Se esta quarta-feira (19) foi de literal festa na Santa Casa de Misericórdia de Anápolis, o dia anterior foi de agonia. Faltou água no prédio, que deixou seca as torneiras, bebedouros e até chuveiros do hospital.

A assessoria de imprensa da instituição garante que o problema não ocorreu por falta de pagamento à Saneago, mas ainda não se sabe o que pode ter afetado o abastecimento do prédio. Um estudo ainda está sendo feito para descobrir se comércios e residencias próximas também foram afetadas.

Durante a tarde, o hospital estava limpo e preparado para receber ministros de Estado, Gilberto Occhi (Sáude) e Alexandre Baldy (Cidades), além do prefeito Roberto Naves (PTB) de outros políticos e autoridades.

(Foto: Rafaella Soares)

No evento, um termo de compromisso foi firmado com o Governo Federal para entregar à Santa Casa um equipamento mais moderno no tratamento de câncer.
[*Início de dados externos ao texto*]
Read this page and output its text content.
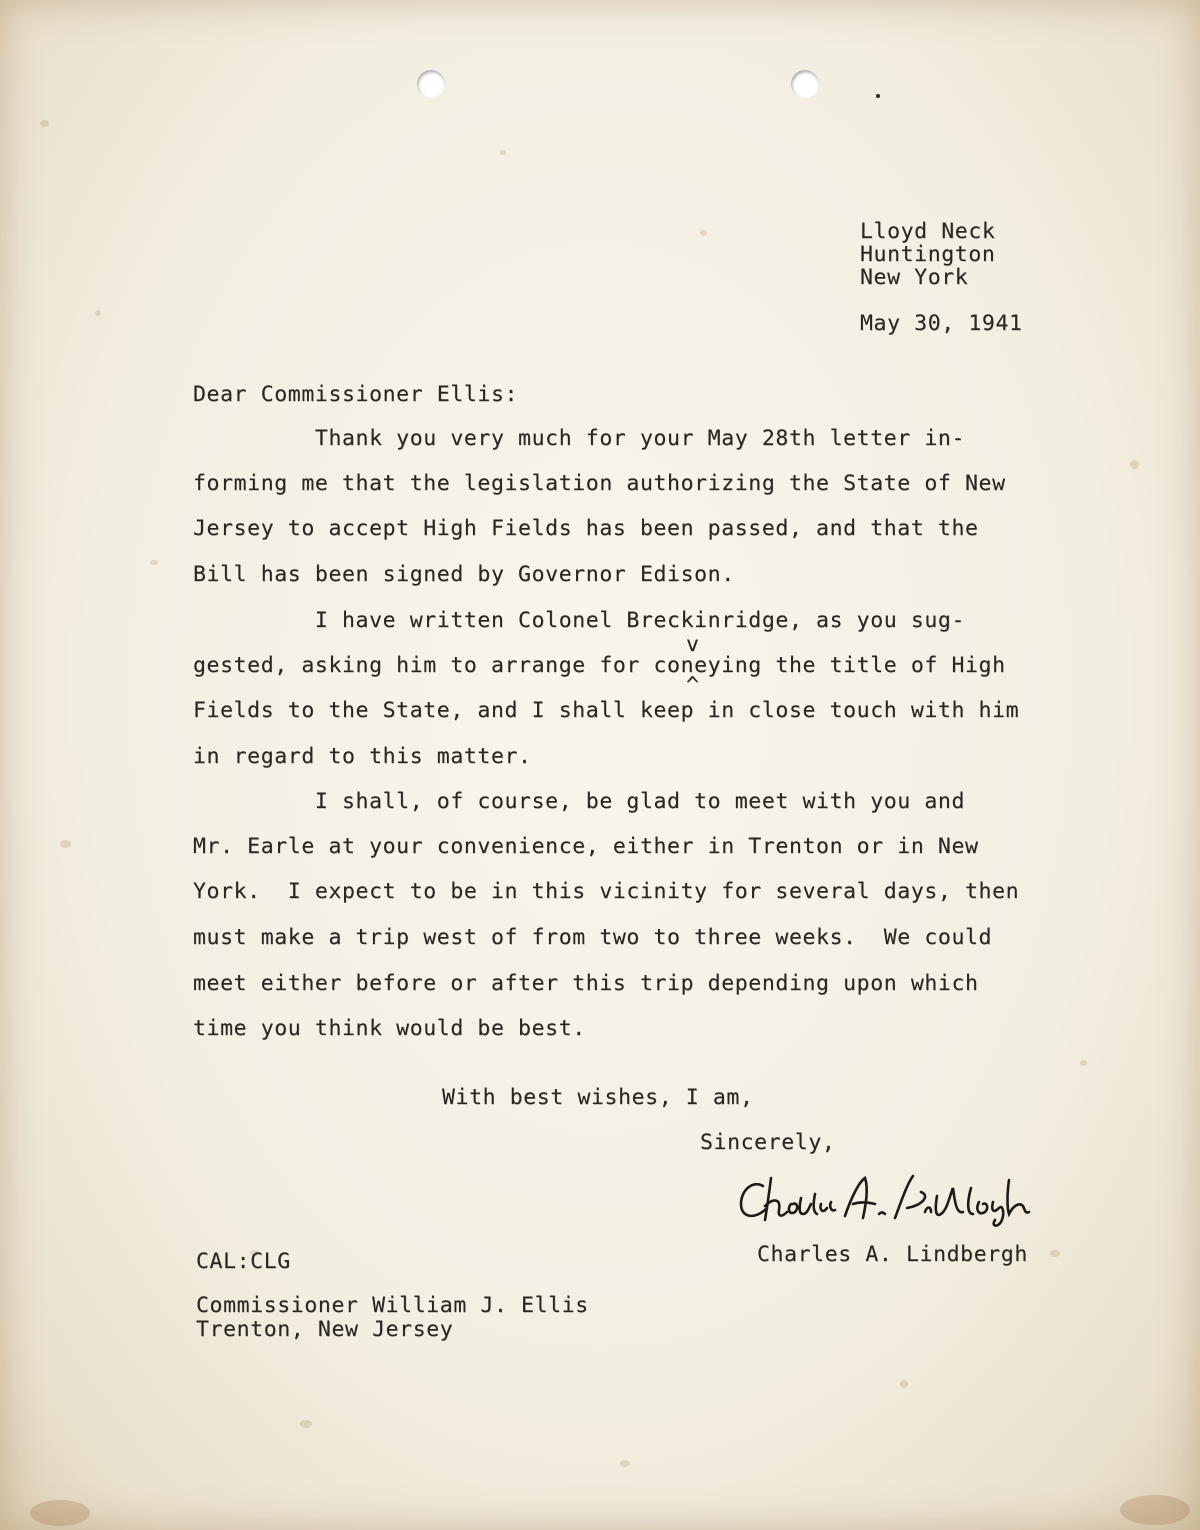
Lloyd Neck
Huntington
New York
May 30, 1941
Dear Commissioner Ellis:
Thank you very much for your May 28th letter in-
forming me that the legislation authorizing the State of New
Jersey to accept High Fields has been passed, and that the
Bill has been signed by Governor Edison.
I have written Colonel Breckinridge, as you sug-
v
gested, asking him to arrange for coneying the title of High
^
Fields to the State, and I shall keep in close touch with him
in regard to this matter.
I shall, of course, be glad to meet with you and
Mr. Earle at your convenience, either in Trenton or in New
York.  I expect to be in this vicinity for several days, then
must make a trip west of from two to three weeks.  We could
meet either before or after this trip depending upon which
time you think would be best.
With best wishes, I am,
Sincerely,
Charles A. Lindbergh
CAL:CLG
Commissioner William J. Ellis
Trenton, New Jersey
Outros investimentos para a saúde do município, na ordem de R$3,5 milhões, também foram anunciados.

“Anápolis ganhará uma academia de saúde e também uma caminhonete para combater doenças endêmicas, como Zika e Chikungunya. A grande mensagem é que a cidade está dentro do programa de expansão de radioterapia e vai receber um acelerador nuclear. A obra será ano que vem  e esse é o equipamento que já tem de mais moderno no Brasil, pois é muito mais preciso e o paciente terá que tomar menos sessões de radioterapia”, explicou Gilberto Occhi.

Mais leitos

Na mesma oportunidade, a Santa Casa foi habilitada para receber uma Unidade de Internação em Cuidados Prolongados (UCP), com 25 novos leitos que custam quase R$ 2 milhões ao Sistema Único de Saúde (SUS).

“Cuidados prolongados serve para a reabilitação de pacientes graves, como o sequelado de AVC ou acidente automobilístico. A rede de Urgência e Emergência prevê que o paciente que é atendido nessa situação nem sempre tem condições de voltar pra casa ou ficar numa internação, então ele passará por reabilitação até que tenha condições de ser acompanhado em uma unidade básica”, explicou Júlio César Gomes, vice-diretor da Fundação de Assistência Social de Anápolis (FASA).

Isso fará com que a cidade passe a ter o quantitativo mínimo de leitos e o primeiro de todo o estado. Para ser ocupado, a regulação é quem traçará o perfil dos pacientes e disponibilizará o encaminhamento.

Problemas financeiros

Entidade que mantém a Santa Casa de Misericórdia e administra o Hospital Estadual de Urgências de Anápolis (HUANA), a FASA passa por dificuldades financeiras. Atrasos de salários em ambas unidades ocorrem mensalmente, além da falta sistemática de insumos básicos.

Júlio César, no entanto, disse que a questão está sendo resolvida.

“A dificuldade financeira que a afeta a Santa Casa, não só a de Anápolis, demonstra a precariedade que a saúde vem enfrentando no estado e no país. A dificuldade de insumos está resolvida porque o Governo [Estadual] liberou duas parcelas de custeio, referentes ao mês de agosto e setembro, que estavam em atraso, e nos garantiram que até o final do mês e gestão, vai concluir o convênio de custeio conosco. A questão salarial, os recursos do Ministério da Saúde já foram disponibilizados para o município, então será feito o pagamento referente ao mês de novembro,” adiantou.